Just say no to coloring books
Be prepared to see changes to the appearance of this blog. I’m still not quite happy with its appearance, and I’ve been frustrated by the process of working within somebody else’s rigid structure. I could find a different platform that gives me more flexibility, but the cheapskate in me chafes at paying more to do the work myself.
It all makes me reflect on my disdain for formula. I’ve really never liked coloring books all that much; I must have passed on that disdain to my kids. Our coloring and activity books remain blank, while the boys fill up little notebooks that they carry in their pockets with drawings, notes and plans to conquer the world, or at least me. I’m also not that great at following recipes, but years of practice (with many misteps along the way) have made me a pretty good cook.

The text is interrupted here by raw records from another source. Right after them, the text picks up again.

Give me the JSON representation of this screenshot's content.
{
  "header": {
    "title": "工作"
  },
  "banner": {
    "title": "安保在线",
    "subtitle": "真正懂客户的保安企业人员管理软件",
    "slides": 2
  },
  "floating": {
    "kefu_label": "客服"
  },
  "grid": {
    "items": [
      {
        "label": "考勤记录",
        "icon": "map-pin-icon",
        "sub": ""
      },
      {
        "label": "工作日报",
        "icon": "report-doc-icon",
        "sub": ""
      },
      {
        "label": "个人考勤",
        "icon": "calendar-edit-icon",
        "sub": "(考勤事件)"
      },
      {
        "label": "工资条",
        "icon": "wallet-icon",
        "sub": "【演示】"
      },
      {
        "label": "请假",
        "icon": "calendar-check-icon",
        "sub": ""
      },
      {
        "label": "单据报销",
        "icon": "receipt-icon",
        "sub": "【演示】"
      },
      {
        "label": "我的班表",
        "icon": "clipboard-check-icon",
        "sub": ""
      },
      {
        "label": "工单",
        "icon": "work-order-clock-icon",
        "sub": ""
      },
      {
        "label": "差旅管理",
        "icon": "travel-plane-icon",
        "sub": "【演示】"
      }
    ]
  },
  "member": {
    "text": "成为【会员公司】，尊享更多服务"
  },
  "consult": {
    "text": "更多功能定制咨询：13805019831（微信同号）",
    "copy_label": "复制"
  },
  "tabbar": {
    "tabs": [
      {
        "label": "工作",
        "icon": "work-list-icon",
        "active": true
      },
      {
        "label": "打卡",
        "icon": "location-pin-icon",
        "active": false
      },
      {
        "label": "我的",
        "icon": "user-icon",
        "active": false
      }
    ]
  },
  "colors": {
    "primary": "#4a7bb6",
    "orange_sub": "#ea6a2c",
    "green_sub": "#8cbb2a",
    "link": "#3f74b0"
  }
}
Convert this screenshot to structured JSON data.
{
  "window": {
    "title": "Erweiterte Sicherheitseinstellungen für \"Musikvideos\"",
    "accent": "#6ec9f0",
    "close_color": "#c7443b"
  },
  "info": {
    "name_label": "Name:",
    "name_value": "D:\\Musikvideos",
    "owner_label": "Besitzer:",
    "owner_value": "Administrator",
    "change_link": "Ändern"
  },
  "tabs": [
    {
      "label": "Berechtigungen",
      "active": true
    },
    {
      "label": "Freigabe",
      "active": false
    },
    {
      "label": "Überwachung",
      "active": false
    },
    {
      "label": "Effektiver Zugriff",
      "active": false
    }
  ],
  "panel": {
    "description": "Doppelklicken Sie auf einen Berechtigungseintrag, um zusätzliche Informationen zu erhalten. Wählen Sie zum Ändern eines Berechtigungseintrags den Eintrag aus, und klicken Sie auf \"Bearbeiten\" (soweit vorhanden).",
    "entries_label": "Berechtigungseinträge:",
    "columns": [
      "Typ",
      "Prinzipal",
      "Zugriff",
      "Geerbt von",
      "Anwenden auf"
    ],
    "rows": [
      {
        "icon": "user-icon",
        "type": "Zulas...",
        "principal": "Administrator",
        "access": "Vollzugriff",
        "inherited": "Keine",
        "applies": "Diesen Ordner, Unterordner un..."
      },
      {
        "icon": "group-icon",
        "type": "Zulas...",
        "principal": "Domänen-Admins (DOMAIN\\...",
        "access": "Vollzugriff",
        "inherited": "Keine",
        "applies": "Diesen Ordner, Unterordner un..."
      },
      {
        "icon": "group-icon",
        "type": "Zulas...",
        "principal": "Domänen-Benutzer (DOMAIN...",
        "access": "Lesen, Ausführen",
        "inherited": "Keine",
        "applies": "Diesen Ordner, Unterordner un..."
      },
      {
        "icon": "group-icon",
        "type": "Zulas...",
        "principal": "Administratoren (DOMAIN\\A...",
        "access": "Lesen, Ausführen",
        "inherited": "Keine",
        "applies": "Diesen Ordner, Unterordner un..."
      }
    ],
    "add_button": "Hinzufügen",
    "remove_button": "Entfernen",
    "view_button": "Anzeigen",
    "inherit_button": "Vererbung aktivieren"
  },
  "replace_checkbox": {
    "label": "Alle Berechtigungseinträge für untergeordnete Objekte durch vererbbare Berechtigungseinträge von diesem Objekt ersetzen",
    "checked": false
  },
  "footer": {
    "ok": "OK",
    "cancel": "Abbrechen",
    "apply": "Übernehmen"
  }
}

I feel sad when I visit places like ceramics studios and see how many people go straight for the stencils. I wonder what they could come up with if they gave themselves a chance. They might end up with ugly plates, but what if they ended up with something unexpected and wonderful.
I love “The Dot,” a picture book written and illustrated by Peter H. Reynolds. In it, a girl who claims she can’t draw is challenged by her teacher to take a single dot and see where it and her imagination lead her.
I worry that our society’s obsession with perfection and a “vote ’em off” culture have made people afraid to experiment and see what their brains, hearts and hands can create.
I don’t want to preach. But I’m here because I want to take advantage of every opportunity to be more creative. And I want my kids to grow up in a world where they feel free to experiment, draw studies, use their eraser or rip out their knitting, and maybe when they get going they’ll end up with something unexpected and wonderful.